One challenge of the window units: they never fit, not really. You are either going to be jamming them into the window, or pushing them right through the window, where the unit will either smash to pieces on the lawn, or give a good laugh to your central AC-drunk neighbors, who are watching you out their fancy windows while chatting on their fancy golden cell phones with their brokers and polishing their diamonds. Don’t even give this a moment’s worry, though – you haven’t even reached the hard part yet. You will need an adapter to plug this beast in, and you’ll never find one. You’ll be rummaging through your drawers and closets with a personal body temperature of 150 degrees, and the window unit will be balanced in the window, just taunting you.
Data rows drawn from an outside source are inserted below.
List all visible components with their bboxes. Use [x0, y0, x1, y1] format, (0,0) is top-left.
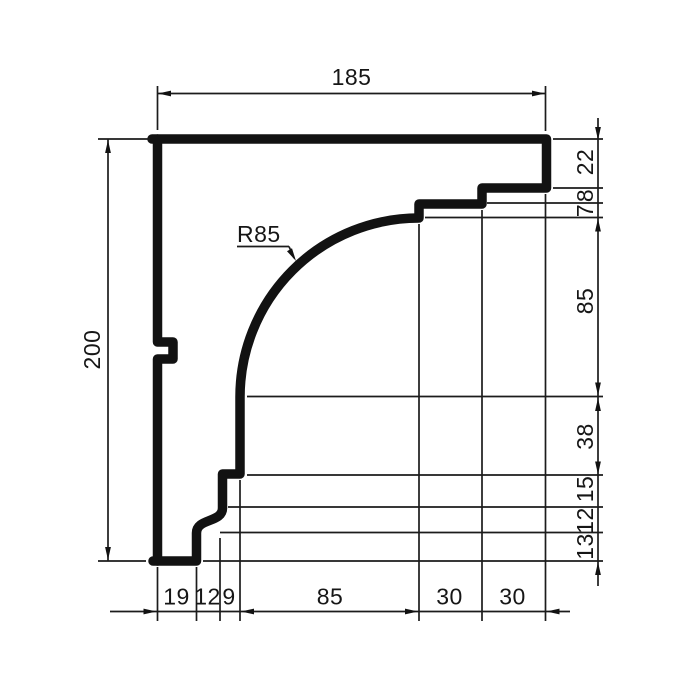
arrowhead-200-bottom [105, 547, 111, 560]
arrowhead-185-left [158, 91, 171, 97]
dim-label-bottom-19: 19 [163, 584, 190, 610]
dim-label-right-85: 85 [572, 288, 598, 315]
dim-label-bottom-9: 9 [222, 584, 235, 610]
arrowhead-38-top [595, 398, 601, 411]
dim-label-bottom-12: 12 [194, 584, 221, 610]
arrowhead-radius-leader [287, 248, 296, 261]
profile-left-edge-with-notch [158, 139, 174, 561]
dim-label-bottom-30b: 30 [499, 584, 526, 610]
dim-label-right-13: 13 [572, 533, 598, 560]
arrowhead-38-bottom [595, 462, 601, 475]
arrowhead-bottom-85-left [241, 609, 254, 615]
arrowhead-bottom-85-right [405, 609, 418, 615]
dim-label-right-15: 15 [572, 476, 598, 503]
dim-label-right-7: 7 [572, 204, 598, 217]
arrowhead-85-top [595, 219, 601, 232]
dim-label-bottom-30a: 30 [436, 584, 463, 610]
arrowheads [105, 91, 601, 615]
dim-label-right-12: 12 [572, 507, 598, 534]
dim-label-total-height: 200 [79, 330, 105, 370]
dim-label-right-8: 8 [572, 189, 598, 202]
drawing-canvas: 185 200 R85 22 8 7 85 38 15 12 13 19 12 … [0, 0, 686, 686]
arrowhead-right-chain-top [595, 127, 601, 140]
dim-label-total-width: 185 [332, 64, 372, 90]
dim-label-bottom-85: 85 [317, 584, 344, 610]
technical-drawing: 185 200 R85 22 8 7 85 38 15 12 13 19 12 … [0, 0, 686, 686]
dim-label-right-38: 38 [572, 423, 598, 450]
arrowhead-185-right [532, 91, 545, 97]
arrowhead-200-top [105, 140, 111, 153]
dimension-lines [108, 94, 598, 612]
dim-label-radius: R85 [237, 221, 281, 247]
arrowhead-bottom-chain-left [144, 609, 157, 615]
arrowhead-85-bottom [595, 383, 601, 396]
arrowhead-right-chain-bottom [595, 562, 601, 575]
dim-label-right-22: 22 [572, 149, 598, 176]
arrowhead-bottom-chain-right [547, 609, 560, 615]
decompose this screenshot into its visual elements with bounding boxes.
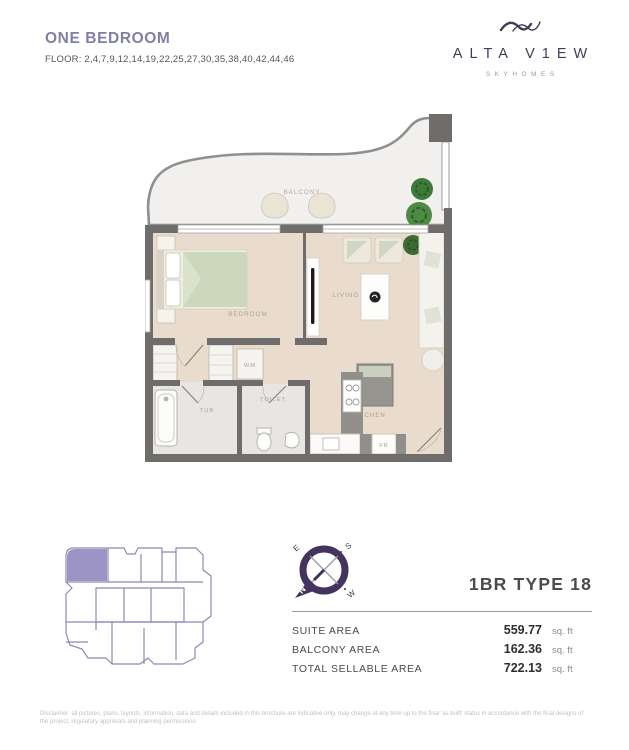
floor-list: FLOOR: 2,4,7,9,12,14,19,22,25,27,30,35,3…	[45, 54, 294, 65]
disclaimer: Disclaimer: all pictures, plans, layouts…	[40, 710, 592, 726]
balcony-area-unit: sq. ft	[552, 645, 592, 656]
brand-logo: ALTA V1EW SKYHOMES	[440, 16, 600, 78]
total-area-value: 722.13	[504, 661, 542, 675]
wm-label: WM	[244, 363, 256, 369]
keyplan	[36, 530, 246, 695]
divider-line	[292, 611, 592, 612]
total-area-label: TOTAL SELLABLE AREA	[292, 663, 422, 675]
total-area-unit: sq. ft	[552, 664, 592, 675]
suite-area-label: SUITE AREA	[292, 625, 360, 637]
suite-area-unit: sq. ft	[552, 626, 592, 637]
bathtub	[155, 390, 177, 446]
brand-tagline: SKYHOMES	[481, 71, 558, 78]
balcony-label: BALCONY	[283, 189, 320, 196]
tv-unit	[307, 258, 319, 336]
balcony-area-value: 162.36	[504, 642, 542, 656]
bedroom-label: BEDROOM	[228, 311, 268, 318]
unit-info: 1BR TYPE 18 SUITE AREA 559.77 sq. ft BAL…	[292, 574, 592, 677]
kitchen-label: KITCHEN	[352, 413, 385, 419]
brochure-page: ONE BEDROOM FLOOR: 2,4,7,9,12,14,19,22,2…	[0, 0, 629, 750]
compass-e: E	[291, 543, 301, 553]
compass-s: S	[343, 541, 353, 551]
area-row-suite: SUITE AREA 559.77 sq. ft	[292, 621, 592, 640]
floorplan: BALCONY BEDROOM LIVING WM TUB TOILET KIT…	[145, 112, 457, 470]
fr-label: FR	[379, 443, 388, 449]
suite-area-value: 559.77	[504, 623, 542, 637]
balcony-area-label: BALCONY AREA	[292, 644, 380, 656]
living-label: LIVING	[333, 292, 360, 299]
title-block: ONE BEDROOM FLOOR: 2,4,7,9,12,14,19,22,2…	[45, 30, 294, 65]
keyplan-highlighted-unit	[67, 549, 107, 581]
balcony-floor	[148, 118, 447, 225]
balustrade	[442, 142, 449, 210]
side-table	[422, 349, 444, 371]
tub-label: TUB	[200, 408, 215, 414]
brand-name: ALTA V1EW	[446, 46, 594, 62]
wave-logo-icon	[497, 16, 543, 36]
area-row-balcony: BALCONY AREA 162.36 sq. ft	[292, 640, 592, 659]
page-title: ONE BEDROOM	[45, 30, 294, 48]
coffee-table	[361, 274, 389, 320]
area-row-total: TOTAL SELLABLE AREA 722.13 sq. ft	[292, 659, 592, 678]
unit-type-label: 1BR TYPE 18	[292, 574, 592, 595]
bench-seat	[419, 232, 444, 348]
toilet-label: TOILET	[260, 397, 286, 403]
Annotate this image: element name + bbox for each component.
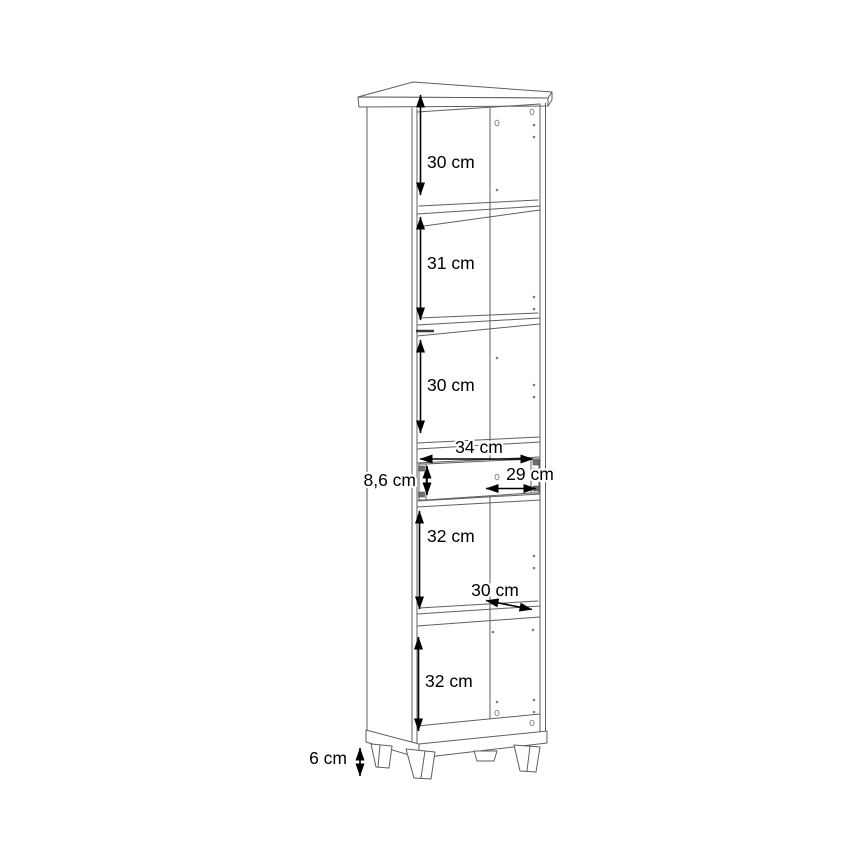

It’s time to take a deep breath and re-group. Send a teenager out to buy a new adapter even though you know you have at least thirty hidden in the house, while you and a trusted friend or spouse adjust the unit properly in the window, and then fill in the gaps on either side of the unit with rolled up hand towels. I myself use Christmas towels – they look festive, and may encourage you to remove the units in December, so that you can use the hand towels for the purpose Wal-Mart intended them to be used for – as hand towels. Then, take the newly procured adapter from your hot teen and plug that secured unit right on in.
I’d like you to stand back and just take a moment to look at yourself. You have done it, my friend. Your unit is secure – and, gives off both cool air and a nice holiday feel – and your teens are looking at you admiringly. Sure, this unit is 25 years old and is as loud as an 18-wheeler shifting gears, but you have done it. You have provided cool air for the family, and you will sail through the rest of the summer. Good for you! Now go sit down and enjoy a cool popsicle; you’ve earned it!